How I Coding (Oct 2025 Edition) (xuanwo.io)

🤖 AI Summary
Anthropic’s Claude Sonnet 4.5 landed shortly after the author’s September update, and after a month of use the main takeaway is conceptual: “slow is fast.” The author argues attention — not raw model latency — is the scarce resource for coding. Faster, cheaper models like Sonnet 4.5 may feel productive but can drain attention by producing flaky, error-prone output you must constantly fix; higher-quality, slower models (e.g., Opus 4.1 in their experience) free cognitive bandwidth and end up accelerating real progress.

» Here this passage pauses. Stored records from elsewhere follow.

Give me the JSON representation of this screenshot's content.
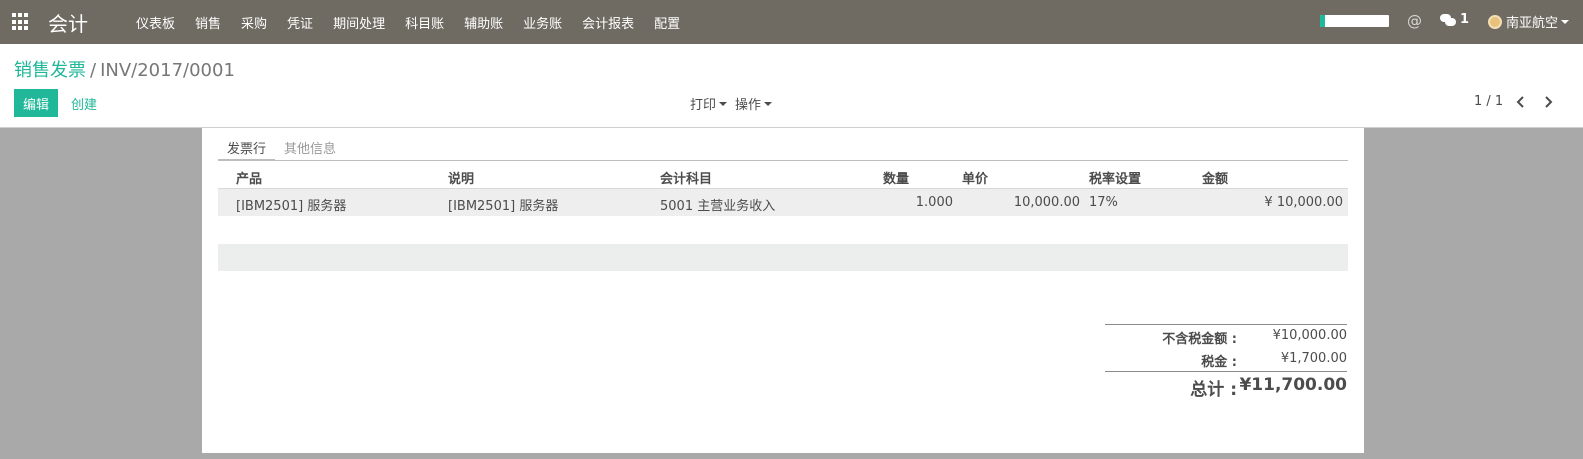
{
  "navbar": {
    "app_title": "会计",
    "menu": [
      "仪表板",
      "销售",
      "采购",
      "凭证",
      "期间处理",
      "科目账",
      "辅助账",
      "业务账",
      "会计报表",
      "配置"
    ],
    "progress_fraction": 0.07,
    "chat_count": "1",
    "user_name": "南亚航空",
    "icons": {
      "apps": "apps-grid-icon",
      "mention": "at-icon",
      "chat": "chat-icon",
      "user": "avatar"
    }
  },
  "control": {
    "breadcrumb_parent": "销售发票",
    "breadcrumb_sep": "/",
    "breadcrumb_current": "INV/2017/0001",
    "edit_label": "编辑",
    "create_label": "创建",
    "print_label": "打印",
    "action_label": "操作",
    "pager": "1 / 1"
  },
  "tabs": [
    "发票行",
    "其他信息"
  ],
  "table": {
    "headers": [
      "产品",
      "说明",
      "会计科目",
      "数量",
      "单价",
      "税率设置",
      "金额"
    ],
    "rows": [
      [
        "[IBM2501] 服务器",
        "[IBM2501] 服务器",
        "5001 主营业务收入",
        "1.000",
        "10,000.00",
        "17%",
        "¥ 10,000.00"
      ]
    ]
  },
  "totals": {
    "untaxed_label": "不含税金额 :",
    "untaxed_value": "¥10,000.00",
    "tax_label": "税金 :",
    "tax_value": "¥1,700.00",
    "total_label": "总计 :",
    "total_value": "¥11,700.00"
  },
  "colors": {
    "navbar": "#6f6a62",
    "accent": "#21b799",
    "sheet_bg": "#a9a9a9"
  }
}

They also note diminishing marginal improvements between model releases: Sonnet 4.5 is an incremental gains-over-cost tradeoff rather than a clear SOTA leap. Practical experiments with Codex (Cloud, Slack, GitHub) reveal limits: Cloud Codex is useful for exploratory queries about a codebase but struggles with complex environment setup and has constrained runtimes that make builds (especially Rust) painfully slow. Slack integration is premature — notifications only, no PR submission or conversational follow-up — while GitHub Codex reviews are surprisingly valuable, catching real bugs and leaving succinct approvals rather than nitpicks. The broader industry trend is subscription pricing and consolidation around a few SOTA providers (OpenAI, Anthropic, Google); the author advises developers to pick a top-tier model, reevaluate every 1–3 months, and spend most attention on language, tools, and product work rather than daily AI news.